“He’d just adore you,” said Nina, “I know he would.”
“I’m not so sure,” said Josie. “He adores Brenda; he says it’s because she’s so exceedingly fair and—and—pretty.”
Mademoiselle asked a few questions with regard to the Reverend Josiah, and drew her own conclusions that it would not particularly suit her little game to be governess to the small Amberleys. She took them home in good time, and when they entered their bedroom, followed them into the seclusion of that apartment.

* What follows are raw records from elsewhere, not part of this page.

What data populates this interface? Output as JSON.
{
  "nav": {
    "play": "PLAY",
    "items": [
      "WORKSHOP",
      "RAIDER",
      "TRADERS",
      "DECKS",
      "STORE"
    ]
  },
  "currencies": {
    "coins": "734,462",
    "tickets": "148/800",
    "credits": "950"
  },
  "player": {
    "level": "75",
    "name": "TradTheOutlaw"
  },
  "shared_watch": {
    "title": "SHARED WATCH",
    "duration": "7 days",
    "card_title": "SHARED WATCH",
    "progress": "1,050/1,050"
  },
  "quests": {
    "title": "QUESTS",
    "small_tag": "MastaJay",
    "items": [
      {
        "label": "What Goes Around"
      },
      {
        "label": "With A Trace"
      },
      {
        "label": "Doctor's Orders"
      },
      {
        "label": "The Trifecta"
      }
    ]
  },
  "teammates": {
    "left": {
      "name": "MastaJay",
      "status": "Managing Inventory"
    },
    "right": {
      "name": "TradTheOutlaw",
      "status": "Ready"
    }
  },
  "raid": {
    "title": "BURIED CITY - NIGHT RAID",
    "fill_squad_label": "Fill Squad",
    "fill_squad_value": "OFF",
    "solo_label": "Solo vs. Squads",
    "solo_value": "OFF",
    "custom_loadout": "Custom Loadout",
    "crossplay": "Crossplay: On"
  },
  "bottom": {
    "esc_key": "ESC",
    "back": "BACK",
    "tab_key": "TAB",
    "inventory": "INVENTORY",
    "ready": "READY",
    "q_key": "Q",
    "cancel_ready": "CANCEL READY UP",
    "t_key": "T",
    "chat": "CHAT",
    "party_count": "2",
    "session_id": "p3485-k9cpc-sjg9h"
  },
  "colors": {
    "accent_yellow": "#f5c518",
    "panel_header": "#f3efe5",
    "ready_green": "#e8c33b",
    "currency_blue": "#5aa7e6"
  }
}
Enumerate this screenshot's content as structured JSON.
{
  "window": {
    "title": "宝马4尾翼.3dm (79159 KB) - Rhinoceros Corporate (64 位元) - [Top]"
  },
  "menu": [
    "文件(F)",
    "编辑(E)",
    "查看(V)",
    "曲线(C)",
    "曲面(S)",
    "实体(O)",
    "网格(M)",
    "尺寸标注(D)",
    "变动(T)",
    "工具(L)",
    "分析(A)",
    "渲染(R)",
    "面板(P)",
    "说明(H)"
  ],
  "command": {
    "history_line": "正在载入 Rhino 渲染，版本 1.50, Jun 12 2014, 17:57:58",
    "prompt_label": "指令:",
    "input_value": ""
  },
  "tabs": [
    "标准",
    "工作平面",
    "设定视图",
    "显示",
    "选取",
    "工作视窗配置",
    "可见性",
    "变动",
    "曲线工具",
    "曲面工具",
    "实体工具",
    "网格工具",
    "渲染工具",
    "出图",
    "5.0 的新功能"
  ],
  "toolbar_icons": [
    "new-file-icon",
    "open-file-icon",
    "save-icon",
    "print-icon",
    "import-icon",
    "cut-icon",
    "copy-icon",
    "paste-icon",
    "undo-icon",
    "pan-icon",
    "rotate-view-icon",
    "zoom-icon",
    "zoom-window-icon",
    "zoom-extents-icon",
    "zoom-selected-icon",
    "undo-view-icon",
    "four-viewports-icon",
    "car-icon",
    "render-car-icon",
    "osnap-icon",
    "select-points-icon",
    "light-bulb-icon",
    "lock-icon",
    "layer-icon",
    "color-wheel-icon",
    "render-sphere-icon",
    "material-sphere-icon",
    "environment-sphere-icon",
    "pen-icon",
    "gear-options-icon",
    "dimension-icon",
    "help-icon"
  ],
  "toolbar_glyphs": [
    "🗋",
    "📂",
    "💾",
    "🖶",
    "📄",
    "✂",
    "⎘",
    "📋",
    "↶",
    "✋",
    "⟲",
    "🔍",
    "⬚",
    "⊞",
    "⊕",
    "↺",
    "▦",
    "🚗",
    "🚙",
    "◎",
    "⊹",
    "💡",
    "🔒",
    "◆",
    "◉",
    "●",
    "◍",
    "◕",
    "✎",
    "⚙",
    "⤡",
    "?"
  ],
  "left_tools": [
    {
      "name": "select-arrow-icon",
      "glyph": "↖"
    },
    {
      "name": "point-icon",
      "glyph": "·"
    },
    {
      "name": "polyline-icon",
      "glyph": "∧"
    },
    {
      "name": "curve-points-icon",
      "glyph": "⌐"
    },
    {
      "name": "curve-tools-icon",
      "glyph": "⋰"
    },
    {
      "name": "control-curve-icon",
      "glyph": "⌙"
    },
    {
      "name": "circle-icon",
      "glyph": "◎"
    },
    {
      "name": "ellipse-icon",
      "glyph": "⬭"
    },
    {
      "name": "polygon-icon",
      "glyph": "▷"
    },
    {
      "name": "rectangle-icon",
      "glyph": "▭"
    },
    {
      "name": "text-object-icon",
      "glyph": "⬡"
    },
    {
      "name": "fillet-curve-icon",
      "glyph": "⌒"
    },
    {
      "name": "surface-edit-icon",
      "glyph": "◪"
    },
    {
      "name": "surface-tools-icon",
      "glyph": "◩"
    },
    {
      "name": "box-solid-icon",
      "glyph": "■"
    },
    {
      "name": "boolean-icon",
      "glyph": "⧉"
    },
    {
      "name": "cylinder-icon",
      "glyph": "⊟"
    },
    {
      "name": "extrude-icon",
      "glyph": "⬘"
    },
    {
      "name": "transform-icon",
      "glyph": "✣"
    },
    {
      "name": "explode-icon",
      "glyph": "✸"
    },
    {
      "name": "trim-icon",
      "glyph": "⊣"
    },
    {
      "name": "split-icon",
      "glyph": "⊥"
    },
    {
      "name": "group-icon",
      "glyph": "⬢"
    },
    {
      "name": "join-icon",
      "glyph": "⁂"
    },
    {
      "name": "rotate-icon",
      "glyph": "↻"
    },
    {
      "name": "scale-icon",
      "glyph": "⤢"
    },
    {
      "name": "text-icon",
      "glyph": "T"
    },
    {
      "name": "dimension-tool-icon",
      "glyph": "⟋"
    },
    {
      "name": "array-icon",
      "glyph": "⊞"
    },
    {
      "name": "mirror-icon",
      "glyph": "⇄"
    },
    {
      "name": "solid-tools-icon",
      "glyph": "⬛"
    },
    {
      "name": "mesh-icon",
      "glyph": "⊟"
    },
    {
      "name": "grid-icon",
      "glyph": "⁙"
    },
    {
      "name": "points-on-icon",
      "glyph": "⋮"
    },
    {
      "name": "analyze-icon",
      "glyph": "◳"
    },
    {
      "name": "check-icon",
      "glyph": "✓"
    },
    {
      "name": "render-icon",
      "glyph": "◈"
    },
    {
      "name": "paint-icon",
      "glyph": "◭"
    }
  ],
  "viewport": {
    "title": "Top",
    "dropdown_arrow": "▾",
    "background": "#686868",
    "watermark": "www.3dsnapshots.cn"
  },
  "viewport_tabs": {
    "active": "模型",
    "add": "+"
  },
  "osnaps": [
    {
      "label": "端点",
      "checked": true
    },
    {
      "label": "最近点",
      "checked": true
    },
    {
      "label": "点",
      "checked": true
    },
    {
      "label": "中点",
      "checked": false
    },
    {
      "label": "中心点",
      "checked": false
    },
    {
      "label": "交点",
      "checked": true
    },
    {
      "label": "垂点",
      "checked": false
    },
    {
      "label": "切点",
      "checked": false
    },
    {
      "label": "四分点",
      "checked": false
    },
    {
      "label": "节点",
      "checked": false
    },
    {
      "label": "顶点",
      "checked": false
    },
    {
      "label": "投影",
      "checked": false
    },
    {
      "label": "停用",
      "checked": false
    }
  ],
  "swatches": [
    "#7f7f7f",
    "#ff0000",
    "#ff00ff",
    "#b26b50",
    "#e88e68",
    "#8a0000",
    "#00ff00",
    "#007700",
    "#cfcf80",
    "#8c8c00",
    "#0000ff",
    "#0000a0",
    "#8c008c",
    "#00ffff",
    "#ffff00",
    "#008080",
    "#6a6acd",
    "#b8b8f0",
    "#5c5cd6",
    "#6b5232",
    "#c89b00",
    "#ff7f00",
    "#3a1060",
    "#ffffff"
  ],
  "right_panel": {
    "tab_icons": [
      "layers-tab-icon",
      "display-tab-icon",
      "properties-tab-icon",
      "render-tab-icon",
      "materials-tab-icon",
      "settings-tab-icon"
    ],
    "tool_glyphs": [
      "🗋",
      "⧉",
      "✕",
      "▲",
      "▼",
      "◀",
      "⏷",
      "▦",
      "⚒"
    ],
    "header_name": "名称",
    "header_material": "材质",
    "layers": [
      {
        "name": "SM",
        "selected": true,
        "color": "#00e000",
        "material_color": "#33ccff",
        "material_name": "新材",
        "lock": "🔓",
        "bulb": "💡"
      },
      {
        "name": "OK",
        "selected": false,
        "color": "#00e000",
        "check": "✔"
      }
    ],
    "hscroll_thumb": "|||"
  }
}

“You are so fatiguées,” she said; “let me help you to undress. Nina, you little naughty one, where is the key of the drawer from where you purloined the bangle? I will it restore with my own hands.”
Nina, now completely under Mademoiselle’s influence, revealed the spot under the carpet where she had hidden the key. She produced it and Mademoiselle ran and opened the drawer, where she found the little box. She opened it.
“Give me the bangle, and we will pop it inside,” she said.
Nina did so.
“I am glad to get rid of it,” murmured the child. “It wasn’t such great fun wearing it, after all.”
“I have my hopes that some day this most precious little Nina will wear a bangle of gold real, with a turquoise the most valuable,” said Mademoiselle.
As she spoke, she adroitly dropped the wrong bangle into the box and slipped the real one into her pocket. She then carefully locked the drawer and returned the key to its place of secrecy under the carpet.